First Horizon (FHN) Rule 144 Notice: 100K Shares Proposed Sale
Rhea-AI Filing Summary
Form 144 notice for First Horizon Corporation (FHN) shows a proposed sale of 100,000 common shares through Raymond James & Associates on 08/22/2025, with an aggregate market value of $2,244,514.05 and 507,747,624 shares outstanding. The filing lists the securities as previously acquired as restricted stock across multiple grant dates from 02/14/2015 to 05/12/2021, totaling recorded lots (e.g., 3,447; 15,316; 9,989; 6,242; 15,520; 18,267; 12,764; 11,979). It also discloses recent sales by David T. Popwell on 07/22/2025 totaling 38,010 shares for gross proceeds of $843,834.52. The filer certifies no undisclosed material adverse information.
Positive
- Full disclosure of proposed sale including broker, date, share count, and market value
- Origin of shares documented (restricted stock grant dates from 2015–2021), supporting transparency
Negative
- Insider selling activity (100,000 proposed shares and 38,010 recently sold) which may be perceived negatively by some investors
- No trading plan date disclosed in the remarks that would indicate scheduled liquidity rather than opportunistic selling
Insights
TL;DR: Insider plans to sell 100,000 shares (~$2.24M) after prior disposals, likely routine Rule 144 liquidity management.
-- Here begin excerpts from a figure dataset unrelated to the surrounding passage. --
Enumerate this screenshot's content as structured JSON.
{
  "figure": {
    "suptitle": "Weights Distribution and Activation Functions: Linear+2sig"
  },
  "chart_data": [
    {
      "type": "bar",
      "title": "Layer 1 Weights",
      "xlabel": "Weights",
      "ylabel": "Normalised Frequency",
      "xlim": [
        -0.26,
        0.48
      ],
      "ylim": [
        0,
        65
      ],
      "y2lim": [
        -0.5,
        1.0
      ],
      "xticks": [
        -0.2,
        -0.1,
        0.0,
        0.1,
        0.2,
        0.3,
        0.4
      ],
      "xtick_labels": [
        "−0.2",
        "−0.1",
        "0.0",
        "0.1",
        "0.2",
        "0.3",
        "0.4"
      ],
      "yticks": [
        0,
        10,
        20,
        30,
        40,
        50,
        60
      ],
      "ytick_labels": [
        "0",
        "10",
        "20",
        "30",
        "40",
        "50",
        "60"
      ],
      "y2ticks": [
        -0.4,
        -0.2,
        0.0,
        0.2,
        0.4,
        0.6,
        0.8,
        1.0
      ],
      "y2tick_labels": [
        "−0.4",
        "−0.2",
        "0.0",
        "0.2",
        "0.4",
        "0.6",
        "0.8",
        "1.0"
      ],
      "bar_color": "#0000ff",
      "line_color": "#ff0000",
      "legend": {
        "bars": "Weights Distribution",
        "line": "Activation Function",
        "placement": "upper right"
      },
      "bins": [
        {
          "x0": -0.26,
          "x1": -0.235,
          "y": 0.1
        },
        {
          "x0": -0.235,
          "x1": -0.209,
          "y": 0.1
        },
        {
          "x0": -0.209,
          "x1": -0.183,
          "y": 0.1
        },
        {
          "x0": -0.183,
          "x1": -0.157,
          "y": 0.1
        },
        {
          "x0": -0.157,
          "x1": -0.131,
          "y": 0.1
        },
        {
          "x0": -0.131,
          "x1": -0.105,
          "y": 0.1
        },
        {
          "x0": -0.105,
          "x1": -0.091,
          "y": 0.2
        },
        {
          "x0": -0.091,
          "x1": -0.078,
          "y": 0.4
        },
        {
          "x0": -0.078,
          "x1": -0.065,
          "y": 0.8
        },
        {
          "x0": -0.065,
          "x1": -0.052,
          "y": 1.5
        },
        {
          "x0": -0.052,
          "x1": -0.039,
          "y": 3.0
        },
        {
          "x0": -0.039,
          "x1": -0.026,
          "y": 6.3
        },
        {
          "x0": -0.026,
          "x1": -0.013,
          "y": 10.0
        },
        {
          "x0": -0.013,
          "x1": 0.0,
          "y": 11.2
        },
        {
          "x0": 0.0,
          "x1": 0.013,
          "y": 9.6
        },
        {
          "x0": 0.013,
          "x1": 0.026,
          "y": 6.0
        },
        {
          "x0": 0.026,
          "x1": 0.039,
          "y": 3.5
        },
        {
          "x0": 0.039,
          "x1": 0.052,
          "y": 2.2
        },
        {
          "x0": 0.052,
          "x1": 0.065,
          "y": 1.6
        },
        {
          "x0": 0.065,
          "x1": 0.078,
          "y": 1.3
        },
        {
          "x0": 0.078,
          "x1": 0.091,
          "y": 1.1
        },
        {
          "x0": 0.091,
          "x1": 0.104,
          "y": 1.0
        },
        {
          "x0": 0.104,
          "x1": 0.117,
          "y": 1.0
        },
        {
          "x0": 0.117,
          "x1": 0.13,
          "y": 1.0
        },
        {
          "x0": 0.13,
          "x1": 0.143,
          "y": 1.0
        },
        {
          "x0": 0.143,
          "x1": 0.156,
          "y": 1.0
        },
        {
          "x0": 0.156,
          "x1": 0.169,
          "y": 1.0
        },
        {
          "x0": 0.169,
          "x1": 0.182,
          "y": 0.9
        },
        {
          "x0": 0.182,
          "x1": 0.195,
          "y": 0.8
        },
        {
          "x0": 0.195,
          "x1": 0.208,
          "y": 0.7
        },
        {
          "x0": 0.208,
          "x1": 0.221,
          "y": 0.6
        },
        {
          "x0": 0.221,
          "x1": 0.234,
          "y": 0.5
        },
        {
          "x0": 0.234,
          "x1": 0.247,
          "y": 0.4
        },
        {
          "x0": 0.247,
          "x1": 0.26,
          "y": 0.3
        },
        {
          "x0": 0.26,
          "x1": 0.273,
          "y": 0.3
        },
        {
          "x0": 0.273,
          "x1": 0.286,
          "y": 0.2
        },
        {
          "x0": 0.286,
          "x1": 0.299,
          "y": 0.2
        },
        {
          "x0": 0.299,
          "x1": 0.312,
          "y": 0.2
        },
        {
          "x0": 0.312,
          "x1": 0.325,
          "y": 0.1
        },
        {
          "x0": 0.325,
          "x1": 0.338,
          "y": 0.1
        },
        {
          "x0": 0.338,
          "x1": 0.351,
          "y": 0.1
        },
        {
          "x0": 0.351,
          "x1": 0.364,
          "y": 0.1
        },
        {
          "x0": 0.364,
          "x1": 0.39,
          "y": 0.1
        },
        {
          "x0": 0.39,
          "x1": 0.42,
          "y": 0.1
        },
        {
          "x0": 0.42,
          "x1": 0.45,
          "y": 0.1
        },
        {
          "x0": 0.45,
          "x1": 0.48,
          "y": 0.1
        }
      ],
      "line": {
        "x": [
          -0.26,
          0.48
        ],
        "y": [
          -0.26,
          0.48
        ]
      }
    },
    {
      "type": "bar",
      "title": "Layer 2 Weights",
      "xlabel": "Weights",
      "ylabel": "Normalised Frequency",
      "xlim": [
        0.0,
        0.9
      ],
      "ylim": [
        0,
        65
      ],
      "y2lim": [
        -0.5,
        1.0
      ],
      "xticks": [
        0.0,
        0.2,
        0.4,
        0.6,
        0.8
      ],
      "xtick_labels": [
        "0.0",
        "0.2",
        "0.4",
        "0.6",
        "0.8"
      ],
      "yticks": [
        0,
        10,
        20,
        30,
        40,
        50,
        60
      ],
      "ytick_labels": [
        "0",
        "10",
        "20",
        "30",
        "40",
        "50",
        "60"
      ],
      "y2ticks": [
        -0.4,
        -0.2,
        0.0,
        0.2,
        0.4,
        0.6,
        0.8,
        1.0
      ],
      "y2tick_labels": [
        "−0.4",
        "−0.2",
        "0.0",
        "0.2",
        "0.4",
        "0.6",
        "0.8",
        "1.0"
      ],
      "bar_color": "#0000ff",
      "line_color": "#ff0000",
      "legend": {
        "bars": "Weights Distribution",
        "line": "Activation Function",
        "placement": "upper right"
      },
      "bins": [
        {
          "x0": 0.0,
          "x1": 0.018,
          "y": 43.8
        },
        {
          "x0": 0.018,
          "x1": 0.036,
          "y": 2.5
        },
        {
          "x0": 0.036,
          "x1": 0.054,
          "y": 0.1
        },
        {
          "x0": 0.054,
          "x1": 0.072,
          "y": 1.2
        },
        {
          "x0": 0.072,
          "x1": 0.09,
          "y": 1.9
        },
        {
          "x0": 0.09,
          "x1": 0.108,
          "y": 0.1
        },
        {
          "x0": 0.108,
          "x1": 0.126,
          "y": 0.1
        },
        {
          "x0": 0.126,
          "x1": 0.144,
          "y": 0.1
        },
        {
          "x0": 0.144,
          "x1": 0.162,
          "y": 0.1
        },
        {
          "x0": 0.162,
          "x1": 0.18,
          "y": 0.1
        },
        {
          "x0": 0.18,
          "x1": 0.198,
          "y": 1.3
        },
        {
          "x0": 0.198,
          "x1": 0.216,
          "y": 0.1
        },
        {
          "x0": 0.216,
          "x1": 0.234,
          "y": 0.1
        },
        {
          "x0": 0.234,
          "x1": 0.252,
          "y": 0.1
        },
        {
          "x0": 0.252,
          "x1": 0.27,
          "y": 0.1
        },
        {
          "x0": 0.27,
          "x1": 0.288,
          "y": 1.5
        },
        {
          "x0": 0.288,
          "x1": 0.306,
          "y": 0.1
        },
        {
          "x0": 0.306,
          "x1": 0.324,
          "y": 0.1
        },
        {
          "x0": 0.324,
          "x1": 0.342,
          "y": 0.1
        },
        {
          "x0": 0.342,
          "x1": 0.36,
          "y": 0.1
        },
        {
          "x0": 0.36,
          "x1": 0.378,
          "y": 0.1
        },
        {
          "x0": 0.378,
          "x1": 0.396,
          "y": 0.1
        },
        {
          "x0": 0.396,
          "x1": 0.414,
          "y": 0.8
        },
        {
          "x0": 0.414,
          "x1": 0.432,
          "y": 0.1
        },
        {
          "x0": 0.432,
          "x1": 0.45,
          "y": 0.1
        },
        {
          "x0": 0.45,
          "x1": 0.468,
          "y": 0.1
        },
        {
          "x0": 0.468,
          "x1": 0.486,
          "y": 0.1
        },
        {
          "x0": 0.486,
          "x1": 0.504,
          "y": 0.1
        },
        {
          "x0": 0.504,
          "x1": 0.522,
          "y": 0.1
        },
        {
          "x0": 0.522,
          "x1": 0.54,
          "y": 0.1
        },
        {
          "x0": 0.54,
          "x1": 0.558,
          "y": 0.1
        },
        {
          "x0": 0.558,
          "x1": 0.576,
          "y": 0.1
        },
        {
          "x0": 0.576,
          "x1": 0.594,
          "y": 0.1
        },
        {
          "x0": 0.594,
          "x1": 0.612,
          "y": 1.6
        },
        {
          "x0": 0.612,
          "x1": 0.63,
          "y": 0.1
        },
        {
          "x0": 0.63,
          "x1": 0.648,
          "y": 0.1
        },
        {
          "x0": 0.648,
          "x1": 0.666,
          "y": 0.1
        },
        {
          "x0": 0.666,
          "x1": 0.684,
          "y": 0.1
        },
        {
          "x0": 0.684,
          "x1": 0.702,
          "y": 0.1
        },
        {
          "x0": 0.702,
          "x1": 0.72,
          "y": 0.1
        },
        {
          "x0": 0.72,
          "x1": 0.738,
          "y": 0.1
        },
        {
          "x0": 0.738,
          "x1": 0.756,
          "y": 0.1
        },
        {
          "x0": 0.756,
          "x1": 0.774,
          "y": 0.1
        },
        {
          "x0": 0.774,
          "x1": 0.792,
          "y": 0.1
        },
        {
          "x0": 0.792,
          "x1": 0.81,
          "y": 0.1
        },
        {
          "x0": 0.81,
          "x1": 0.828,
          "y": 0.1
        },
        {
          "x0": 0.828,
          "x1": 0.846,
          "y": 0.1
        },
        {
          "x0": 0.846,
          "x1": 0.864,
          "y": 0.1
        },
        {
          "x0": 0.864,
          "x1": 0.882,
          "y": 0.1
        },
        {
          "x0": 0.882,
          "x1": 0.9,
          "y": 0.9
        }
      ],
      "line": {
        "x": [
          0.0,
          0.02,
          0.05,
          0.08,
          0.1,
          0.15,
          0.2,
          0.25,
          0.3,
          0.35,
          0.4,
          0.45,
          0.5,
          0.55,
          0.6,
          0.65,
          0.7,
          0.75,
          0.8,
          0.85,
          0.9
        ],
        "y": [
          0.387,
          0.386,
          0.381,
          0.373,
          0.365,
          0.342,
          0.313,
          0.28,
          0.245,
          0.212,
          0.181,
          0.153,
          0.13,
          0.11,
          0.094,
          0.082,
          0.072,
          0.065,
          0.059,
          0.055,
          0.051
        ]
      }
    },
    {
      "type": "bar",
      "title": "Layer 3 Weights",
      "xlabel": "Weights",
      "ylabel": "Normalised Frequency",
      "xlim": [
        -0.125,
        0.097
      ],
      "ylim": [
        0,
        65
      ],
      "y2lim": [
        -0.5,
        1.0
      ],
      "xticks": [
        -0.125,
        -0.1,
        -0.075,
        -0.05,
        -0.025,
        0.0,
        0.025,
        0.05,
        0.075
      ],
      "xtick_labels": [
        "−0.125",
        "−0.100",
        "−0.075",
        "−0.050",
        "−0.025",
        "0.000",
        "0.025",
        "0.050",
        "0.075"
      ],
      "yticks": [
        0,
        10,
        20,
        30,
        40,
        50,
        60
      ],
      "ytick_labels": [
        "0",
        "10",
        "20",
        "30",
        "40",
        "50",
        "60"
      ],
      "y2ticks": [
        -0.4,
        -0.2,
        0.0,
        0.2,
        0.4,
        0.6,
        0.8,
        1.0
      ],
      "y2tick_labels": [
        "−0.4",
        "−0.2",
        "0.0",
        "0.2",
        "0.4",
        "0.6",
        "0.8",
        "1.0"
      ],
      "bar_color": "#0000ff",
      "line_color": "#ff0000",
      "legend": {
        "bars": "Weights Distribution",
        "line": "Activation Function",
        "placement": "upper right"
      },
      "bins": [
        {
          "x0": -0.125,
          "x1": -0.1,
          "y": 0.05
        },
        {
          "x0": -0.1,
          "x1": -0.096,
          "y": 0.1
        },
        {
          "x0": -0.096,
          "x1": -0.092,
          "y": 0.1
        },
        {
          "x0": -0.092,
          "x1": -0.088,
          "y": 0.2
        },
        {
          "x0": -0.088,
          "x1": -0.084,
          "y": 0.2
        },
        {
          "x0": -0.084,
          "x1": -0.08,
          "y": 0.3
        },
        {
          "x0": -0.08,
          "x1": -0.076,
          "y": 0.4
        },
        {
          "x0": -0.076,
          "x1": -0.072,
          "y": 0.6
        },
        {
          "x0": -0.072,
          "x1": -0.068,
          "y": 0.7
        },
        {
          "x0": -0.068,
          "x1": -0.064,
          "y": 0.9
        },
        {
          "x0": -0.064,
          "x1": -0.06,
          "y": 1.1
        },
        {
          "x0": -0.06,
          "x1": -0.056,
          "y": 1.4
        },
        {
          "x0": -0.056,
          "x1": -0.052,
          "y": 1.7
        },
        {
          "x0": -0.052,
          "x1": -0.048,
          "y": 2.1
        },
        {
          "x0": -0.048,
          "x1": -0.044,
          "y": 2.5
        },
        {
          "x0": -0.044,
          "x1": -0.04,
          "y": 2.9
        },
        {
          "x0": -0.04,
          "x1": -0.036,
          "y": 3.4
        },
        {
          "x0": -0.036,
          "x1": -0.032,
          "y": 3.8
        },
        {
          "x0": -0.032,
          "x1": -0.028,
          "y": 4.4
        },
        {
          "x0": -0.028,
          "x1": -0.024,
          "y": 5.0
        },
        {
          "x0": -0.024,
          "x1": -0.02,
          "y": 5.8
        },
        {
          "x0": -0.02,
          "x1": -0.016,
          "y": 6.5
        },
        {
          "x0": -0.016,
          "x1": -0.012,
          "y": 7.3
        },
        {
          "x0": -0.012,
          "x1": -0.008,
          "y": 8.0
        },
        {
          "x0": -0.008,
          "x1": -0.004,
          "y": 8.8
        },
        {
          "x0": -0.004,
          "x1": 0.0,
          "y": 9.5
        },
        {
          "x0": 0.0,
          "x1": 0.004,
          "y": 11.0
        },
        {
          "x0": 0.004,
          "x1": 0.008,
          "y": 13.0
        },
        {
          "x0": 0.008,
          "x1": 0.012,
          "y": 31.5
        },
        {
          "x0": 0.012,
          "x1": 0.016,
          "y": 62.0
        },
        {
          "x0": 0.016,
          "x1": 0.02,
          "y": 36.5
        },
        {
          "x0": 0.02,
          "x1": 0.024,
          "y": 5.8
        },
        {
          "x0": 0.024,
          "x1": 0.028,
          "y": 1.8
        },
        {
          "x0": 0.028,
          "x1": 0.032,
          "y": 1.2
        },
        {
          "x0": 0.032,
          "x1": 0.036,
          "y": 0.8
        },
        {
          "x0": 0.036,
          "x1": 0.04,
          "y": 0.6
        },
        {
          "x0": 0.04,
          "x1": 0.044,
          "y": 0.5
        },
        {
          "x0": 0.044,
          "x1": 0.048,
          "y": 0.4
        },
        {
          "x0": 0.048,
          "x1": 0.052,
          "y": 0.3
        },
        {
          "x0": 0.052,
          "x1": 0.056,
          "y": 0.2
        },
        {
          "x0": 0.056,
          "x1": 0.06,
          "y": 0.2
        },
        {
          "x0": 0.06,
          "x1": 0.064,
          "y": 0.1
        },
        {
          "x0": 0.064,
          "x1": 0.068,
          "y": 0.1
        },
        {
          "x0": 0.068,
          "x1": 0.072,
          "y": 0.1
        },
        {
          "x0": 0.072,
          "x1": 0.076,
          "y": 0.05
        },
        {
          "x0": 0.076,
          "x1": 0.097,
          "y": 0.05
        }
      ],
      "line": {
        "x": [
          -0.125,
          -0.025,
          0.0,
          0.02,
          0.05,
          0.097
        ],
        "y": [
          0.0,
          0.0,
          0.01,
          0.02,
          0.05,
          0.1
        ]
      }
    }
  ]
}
The filing documents a proposed Rule 144 sale of 100,000 common shares with an aggregate value of $2.24M via Raymond James on 08/22/2025. The shares originated from multiple restricted stock grants between 2015 and 2021, indicating long-held compensation rather than recent acquisitions. Recent open-market sales by David T. Popwell on 07/22/2025 totaled 38,010 shares for $843,834.52, showing active disposition activity ahead of the proposed block. For investors, this is a disclosure of executive/insider selling under Rule 144 rather than a corporate operational update; absent other company disclosures, the information is procedural and liquidity-related.
TL;DR: Multiple past restricted grants being monetized; filing contains standard attestations and no unusual restrictions disclosed.
The schedule of acquisitions shows restricted stock grants from 2015 through 2021 in modest lot sizes, consistent with compensation vesting. The notice includes the statutory representation that the seller is unaware of undisclosed material adverse information. No trading plan date or additional restrictions are provided in the remarks. This looks like routine compliance with Rule 144 for an insider sale and does not by itself indicate governance concerns, though continued or large-scale selling could be monitored.